For more information on this topic, see: Misunderstandings, Channels of Communication, In-Depth Communication, Cross-Cultural Communication, Large-Scale Communication, Interpersonal - Small-Scale Communication
Emotional and Psychological Dimensions
Do you know to what extent the parties' responses are due to emotional and psychological dimensions, such as anger, fear or prejudice? Do you know what is causing these reactions and how to address them?
For more information on this topic, see: Emotions, Prejudice, Anger, Fear, Managing Interpersonal Trust and Distrust, Guilt and Shame, Humiliation, Dehumanization, Delegitimization, Victimhood, Face, Siege Mentality, Trauma Healing
Do you know how much of the conflict is attributable to disagreements regarding the basic facts? If not, do you know how to set up communication processes that might be able to answer this question?

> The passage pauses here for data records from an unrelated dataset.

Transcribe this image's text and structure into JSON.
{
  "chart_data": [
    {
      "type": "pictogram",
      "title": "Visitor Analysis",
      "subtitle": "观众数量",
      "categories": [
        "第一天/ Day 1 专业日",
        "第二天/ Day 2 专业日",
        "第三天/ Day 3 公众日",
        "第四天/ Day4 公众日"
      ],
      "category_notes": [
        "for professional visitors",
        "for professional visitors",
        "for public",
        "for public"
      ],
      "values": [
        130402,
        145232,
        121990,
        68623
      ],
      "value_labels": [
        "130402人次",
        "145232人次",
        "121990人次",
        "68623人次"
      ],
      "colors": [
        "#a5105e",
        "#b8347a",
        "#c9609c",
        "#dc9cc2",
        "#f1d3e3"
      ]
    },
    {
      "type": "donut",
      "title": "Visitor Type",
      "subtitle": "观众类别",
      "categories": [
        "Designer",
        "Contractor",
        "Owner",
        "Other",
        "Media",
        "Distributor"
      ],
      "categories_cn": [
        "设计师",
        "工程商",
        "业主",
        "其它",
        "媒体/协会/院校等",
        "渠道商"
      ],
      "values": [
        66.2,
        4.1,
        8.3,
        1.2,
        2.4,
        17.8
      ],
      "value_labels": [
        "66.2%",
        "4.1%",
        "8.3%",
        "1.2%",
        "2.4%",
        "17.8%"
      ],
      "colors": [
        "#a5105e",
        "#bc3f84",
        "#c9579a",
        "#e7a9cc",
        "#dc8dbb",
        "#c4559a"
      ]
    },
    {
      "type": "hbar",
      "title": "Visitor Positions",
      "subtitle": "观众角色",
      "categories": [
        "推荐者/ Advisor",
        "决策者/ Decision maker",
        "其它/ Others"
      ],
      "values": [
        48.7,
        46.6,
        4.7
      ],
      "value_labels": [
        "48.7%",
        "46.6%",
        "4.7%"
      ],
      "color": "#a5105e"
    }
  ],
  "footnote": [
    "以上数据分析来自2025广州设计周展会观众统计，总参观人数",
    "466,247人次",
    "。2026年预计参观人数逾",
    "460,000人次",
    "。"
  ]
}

And, do you know how to set up joint fact-finding processes that might limit factual disagreements?
Do you know how to use the media to your advantage?

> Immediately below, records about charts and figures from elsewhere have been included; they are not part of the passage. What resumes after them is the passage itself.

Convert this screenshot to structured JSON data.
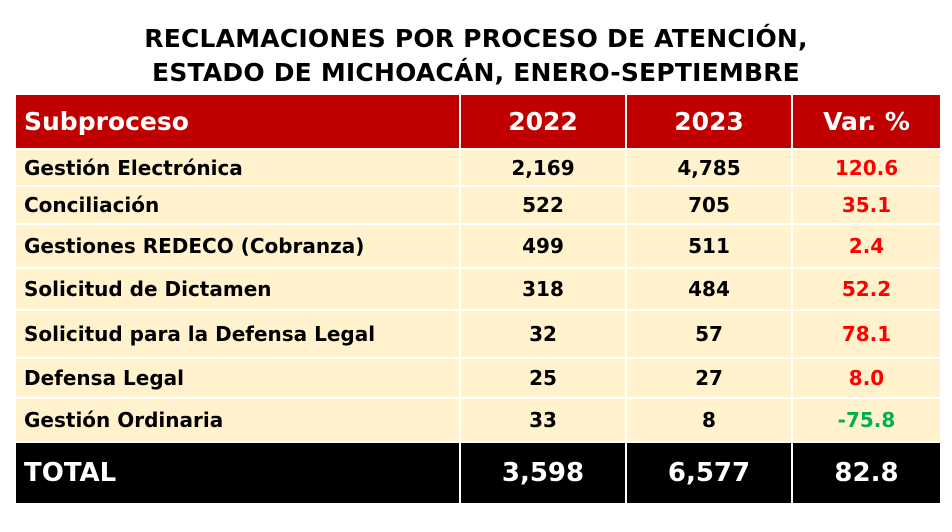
{
  "title": {
    "line1": "RECLAMACIONES POR PROCESO DE ATENCIÓN,",
    "line2": "ESTADO DE MICHOACÁN, ENERO-SEPTIEMBRE"
  },
  "colors": {
    "header_bg": "#c00000",
    "row_bg": "#fff2cc",
    "total_bg": "#000000",
    "positive_var": "#ff0000",
    "negative_var": "#00b050"
  },
  "table": {
    "headers": [
      "Subproceso",
      "2022",
      "2023",
      "Var. %"
    ],
    "rows": [
      {
        "name": "Gestión Electrónica",
        "y2022": "2,169",
        "y2023": "4,785",
        "var": "120.6"
      },
      {
        "name": "Conciliación",
        "y2022": "522",
        "y2023": "705",
        "var": "35.1"
      },
      {
        "name": "Gestiones REDECO (Cobranza)",
        "y2022": "499",
        "y2023": "511",
        "var": "2.4"
      },
      {
        "name": "Solicitud de Dictamen",
        "y2022": "318",
        "y2023": "484",
        "var": "52.2"
      },
      {
        "name": "Solicitud para la Defensa Legal",
        "y2022": "32",
        "y2023": "57",
        "var": "78.1"
      },
      {
        "name": "Defensa Legal",
        "y2022": "25",
        "y2023": "27",
        "var": "8.0"
      },
      {
        "name": "Gestión Ordinaria",
        "y2022": "33",
        "y2023": "8",
        "var": "-75.8"
      }
    ],
    "total": {
      "name": "TOTAL",
      "y2022": "3,598",
      "y2023": "6,577",
      "var": "82.8"
    }
  }
}
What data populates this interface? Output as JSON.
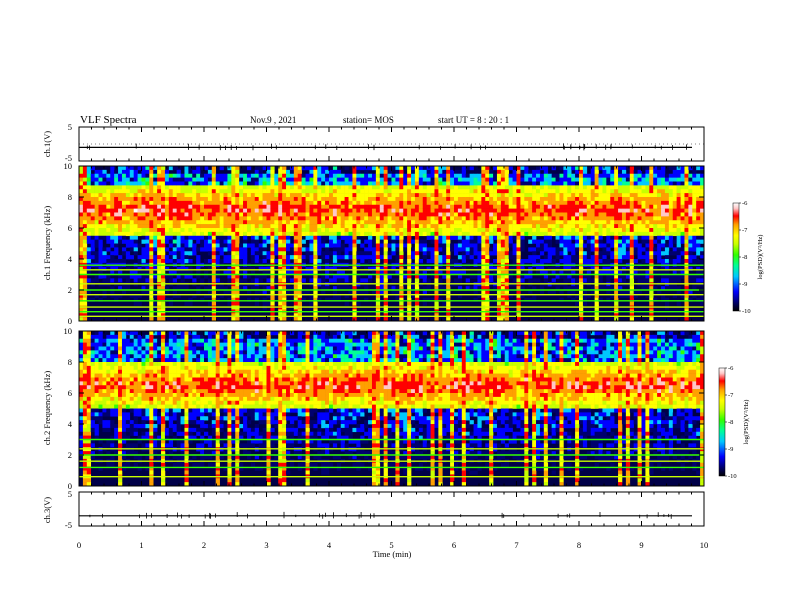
{
  "header": {
    "title": "VLF Spectra",
    "date": "Nov.9 , 2021",
    "station": "station= MOS",
    "start": "start UT = 8 : 20 : 1"
  },
  "colors": {
    "spectrogram_scale": [
      "#000000",
      "#00006e",
      "#0000ff",
      "#00c8ff",
      "#00ff96",
      "#32ff00",
      "#c8ff00",
      "#ffff00",
      "#ffa000",
      "#ff0000",
      "#ffc8c8",
      "#ffffff"
    ],
    "line": "#000000"
  },
  "chart_data": [
    {
      "type": "line",
      "title": "",
      "ylabel": "ch.1(V)",
      "xlim": [
        0,
        10
      ],
      "ylim": [
        -5,
        5
      ],
      "yticks": [
        "5",
        "-5"
      ],
      "series": [
        {
          "values": [
            -1,
            -1,
            -1,
            -1,
            -1,
            -1,
            -1,
            -1,
            -1,
            -1,
            -1
          ]
        }
      ]
    },
    {
      "type": "heatmap",
      "ylabel": "ch.1 Frequency (kHz)",
      "xlim": [
        0,
        10
      ],
      "ylim": [
        0,
        10
      ],
      "yticks": [
        "0",
        "2",
        "4",
        "6",
        "8",
        "10"
      ],
      "band_khz": [
        5.5,
        8.8
      ],
      "horizontal_lines_khz": [
        0.3,
        0.6,
        0.9,
        1.3,
        1.7,
        2.0,
        2.4,
        3.0,
        3.3,
        3.6
      ],
      "colorbar": {
        "label": "log(PSD)(V²/Hz)",
        "range": [
          -10,
          -6
        ],
        "ticks": [
          "-6",
          "-7",
          "-8",
          "-9",
          "-10"
        ]
      }
    },
    {
      "type": "heatmap",
      "ylabel": "ch.2 Frequency (kHz)",
      "xlim": [
        0,
        10
      ],
      "ylim": [
        0,
        10
      ],
      "yticks": [
        "0",
        "2",
        "4",
        "6",
        "8",
        "10"
      ],
      "band_khz": [
        5.0,
        8.0
      ],
      "horizontal_lines_khz": [
        0.6,
        1.2,
        1.6,
        2.0,
        2.4,
        3.0
      ],
      "colorbar": {
        "label": "log(PSD)(V²/Hz)",
        "range": [
          -10,
          -6
        ],
        "ticks": [
          "-6",
          "-7",
          "-8",
          "-9",
          "-10"
        ]
      }
    },
    {
      "type": "line",
      "ylabel": "ch.3(V)",
      "xlabel": "Time (min)",
      "xlim": [
        0,
        10
      ],
      "ylim": [
        -5,
        5
      ],
      "yticks": [
        "5",
        "-5"
      ],
      "xticks": [
        "0",
        "1",
        "2",
        "3",
        "4",
        "5",
        "6",
        "7",
        "8",
        "9",
        "10"
      ],
      "series": [
        {
          "values": [
            -2,
            -2,
            -2,
            -2,
            -2,
            -2,
            -2,
            -2,
            -2,
            -2,
            -2
          ]
        }
      ]
    }
  ]
}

Do you know how much of the conflict is attributable to escalation and polarization? Have you developed and implemented effective steps to limit or reverse this effect?
If the conflict becomes violent, do you have a strategy for de-escalating the violence? If the violence is on a small scale, such as gang violence in a school, is it possible for you to prevent the violence? If the violence is on a national or international scale, is there anything you can do to decrease the suffering caused by the violence or to implement violence prevention programs or strategies?
Do you have a strategy for dealing with extremist groups such as paramilitaries or terrorists?
If the conflict you are involved in has become overly complex, do you understand theories of complexity and how to deal with it?
Dispute Systems Design
Do you expect a continuing series of similar disputes? Do you know about options for developing a system for the handling of routine disputes?
For more information on this topic, see: Designing New Dispute Resolution Systems
Do you know how to design a successful peace agreement, including things like how to reintegrate ex-combatants back into society, how to enforce the agreement, and how to create social structural change?
For more information on this topic, see: Peace Agreements, Substantive Provisions of Peace Agreements, Addressing Injustice, Security Guarantees, Social Structural Change, Reconstruction Programs, Reintegration of Ex-Combatants, Humanitarian Aid and Development Assistance, Power Sharing, Compensation Programs, Procedural Components of Peace Agreements, Monitoring of Agreements, Enforcement Mechanisms
Does the conflict involve a history of unrightable wrongs? Are you aware of options for transforming such conflicts?
Envisioning the Future
Have you envisioned the end goals of the peacebuilding process?